What are employers really looking for in the job interview?
- How well do you meet criteria when compared to other candidates?
- The employer looks for optimistic statements and positive reactions to questions.
- The employer looks for an interest in the company and the position.
- The employer looks for indications of longevity of service.
Answering the Tough Questions – You should prepare answers to a number of difficult questions that are almost sure to be asked. Your responsibility is to know what the interviewer is really asking and to respond in an honest, sincere and convincing manner. Some typical tough questions are:
- “Why don’t you begin by telling me about yourself?”
- “Do you have any questions?”
- “Why do you want to work for our company?”
- “Why are you considering leaving your current position?”
- Salary Questions.
After the Interview
How well do you meet criteria when compared to other candidates?
The employer looks for a person who is technically qualified to do the job. You must focus on the employer’s wants and needs. Remember, there will be more than one candidate who meets this first test. Therefore, the things the employer is subconsciously looking for become as important as the qualifications, perhaps even more important.
The employer looks for optimistic statements and positive reactions to questions.
Negativity never won a job offer for anyone. The idea in interviewing is to elaborate on those things that you can discuss optimistically. If you are optimistic and positive about any facet of the position, don’t fail to show it.
The employer looks for an interest in the company and the position.
If you like anything related to the available position; do not be afraid to enthusiastically say so. The employer looks for someone who has a high opinion of the company and position. It’s up to you to let them know that you’re interested.
The employer looks for indications of longevity of service.
No one wants to hire someone who will leave after a few months. For this reason, the employer looks for someone who indicates that he or she will stay with the company for a reasonable time. The problem is that employers seldom ask direct question about longevity. Instead they ask: “Why are you looking for a position?” or “What are you looking for in a new position?” It is important to realize that these questions, or variations of them, are seeking a response that indicates what the prospective employee’s longevity might be. When answering these questions, you must indicate an intention to remain on the job.
“Why don’t you begin by telling me about yourself?”
This is not an invitation for a long biographical discourse.
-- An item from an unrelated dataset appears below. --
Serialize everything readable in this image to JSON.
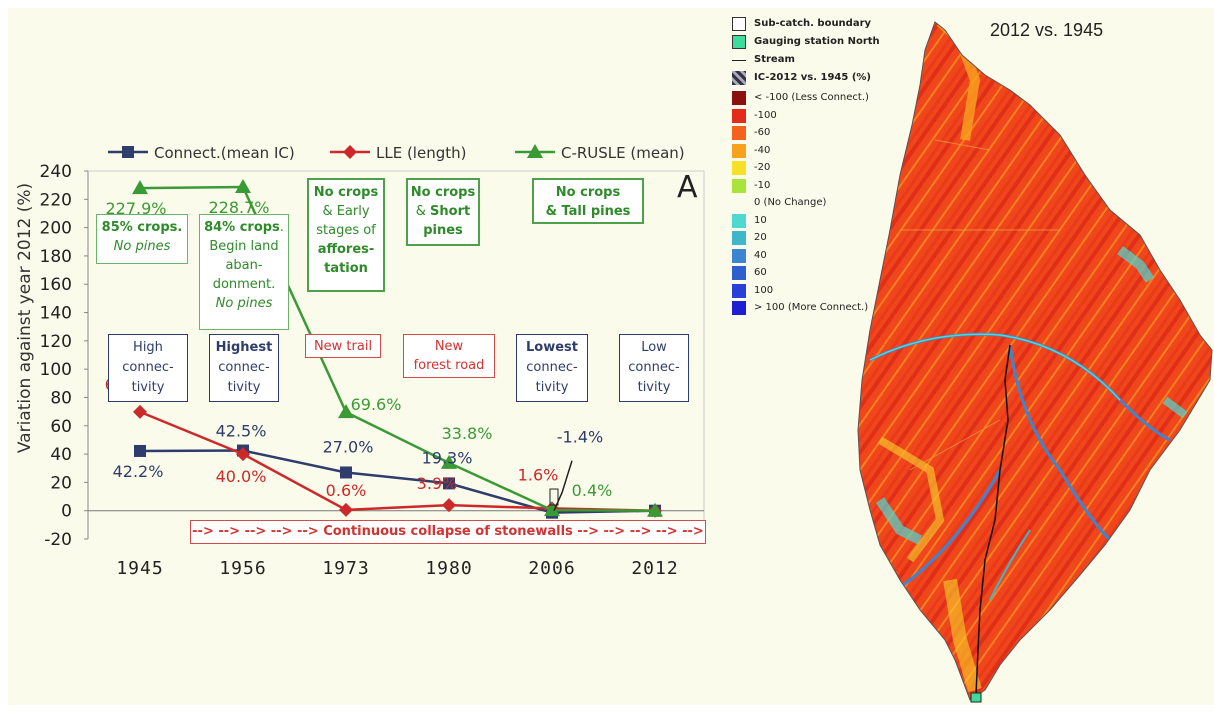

This is the interviewer’s way of starting the interview and getting organized for the interview process. You should confine your answer to three or four well-chosen sentences outlining career highlights.
“Do you have any questions?”
The temptation here is to ask “me” questions (salary, benefits, etc.). Don’t. You should only ask questions that are job-related prior to the offer. Instead use this time to ask question that you may have about the company or the position.
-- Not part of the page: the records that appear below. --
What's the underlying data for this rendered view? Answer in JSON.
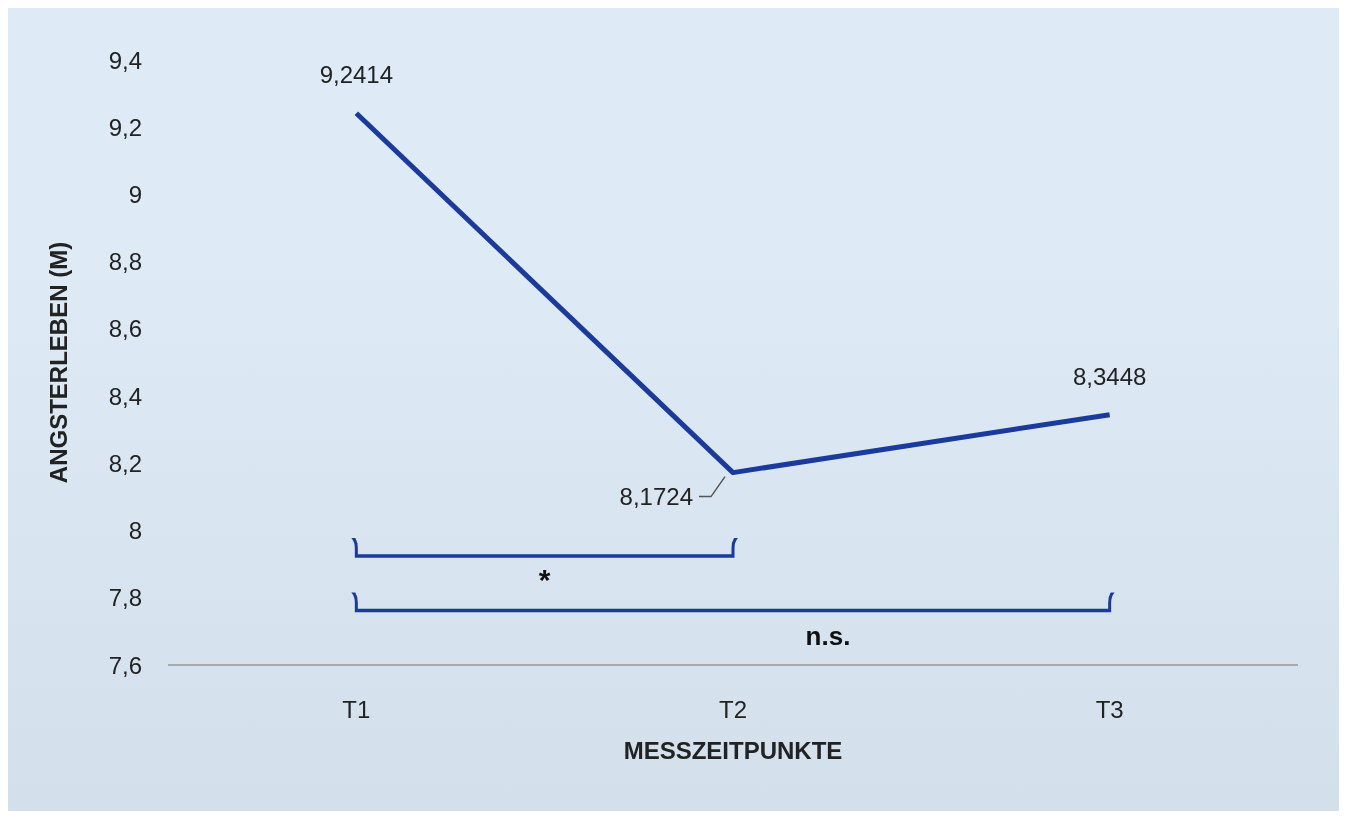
{
  "chart_data": {
    "type": "line",
    "xlabel": "MESSZEITPUNKTE",
    "ylabel": "ANGSTERLEBEN (M)",
    "categories": [
      "T1",
      "T2",
      "T3"
    ],
    "series": [
      {
        "color": "#1a3a9c",
        "values": [
          9.2414,
          8.1724,
          8.3448
        ],
        "value_labels": [
          "9,2414",
          "8,1724",
          "8,3448"
        ]
      }
    ],
    "marker": "none",
    "legend": false,
    "grid": false,
    "ylim": [
      7.6,
      9.4
    ],
    "yticks": [
      {
        "value": 7.6,
        "label": "7,6"
      },
      {
        "value": 7.8,
        "label": "7,8"
      },
      8,
      {
        "value": 8.2,
        "label": "8,2"
      },
      {
        "value": 8.4,
        "label": "8,4"
      },
      {
        "value": 8.6,
        "label": "8,6"
      },
      {
        "value": 8.8,
        "label": "8,8"
      },
      9,
      {
        "value": 9.2,
        "label": "9,2"
      },
      {
        "value": 9.4,
        "label": "9,4"
      }
    ],
    "annotations": [
      "*",
      "n.s."
    ]
  }
}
“Why do you want to work for our company?”
This is a wide open question – perhaps you like its location, people, and products. This could be an opportunity to pay the company a few compliments.
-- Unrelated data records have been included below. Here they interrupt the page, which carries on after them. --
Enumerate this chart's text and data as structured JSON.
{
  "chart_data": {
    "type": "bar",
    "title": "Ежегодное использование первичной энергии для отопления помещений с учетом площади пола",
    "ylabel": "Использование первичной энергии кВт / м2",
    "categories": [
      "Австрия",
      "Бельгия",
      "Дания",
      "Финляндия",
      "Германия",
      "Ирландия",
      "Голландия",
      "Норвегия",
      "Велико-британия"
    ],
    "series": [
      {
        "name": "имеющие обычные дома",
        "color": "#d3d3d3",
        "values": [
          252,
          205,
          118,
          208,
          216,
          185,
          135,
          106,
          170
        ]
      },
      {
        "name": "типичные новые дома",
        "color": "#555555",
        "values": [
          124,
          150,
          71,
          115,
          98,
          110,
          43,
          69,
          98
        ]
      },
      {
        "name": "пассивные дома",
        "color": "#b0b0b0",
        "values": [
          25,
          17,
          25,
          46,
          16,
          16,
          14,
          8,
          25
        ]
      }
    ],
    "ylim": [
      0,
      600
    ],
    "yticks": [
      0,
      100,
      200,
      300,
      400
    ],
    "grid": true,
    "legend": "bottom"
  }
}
“Why are you considering leaving your current position?”
This is the classical query that seeks an indication as to your willingness to stick with the position. If you job history shows that you’ve moved around quite a bit, you should turn a negative into a positive statement – that longevity in a job is one of your goals. You should also avoid “bashing” your current employer at all costs.
Some of the most important questions are related to salary. Salary is extremely important, but it not the sole consideration. Other facets, including opportunity, benefits and potential for growth may outweigh starting salary as a consideration. When responding to a salary-related question, you should avoid committing to a specific salary level. A figure too high or too low may end in unsatisfactory results for you.
Send a follow-up letter thanking the interviewer for his or her time.
Use the letter to summarize key points of the interview that highlight the suitability of your skills and experience. Express you enthusiasm about the position, the company and the reasons for your interest. Limit the letter to one page and be certain that it is error free. Mail your thank-you note directly following your interview.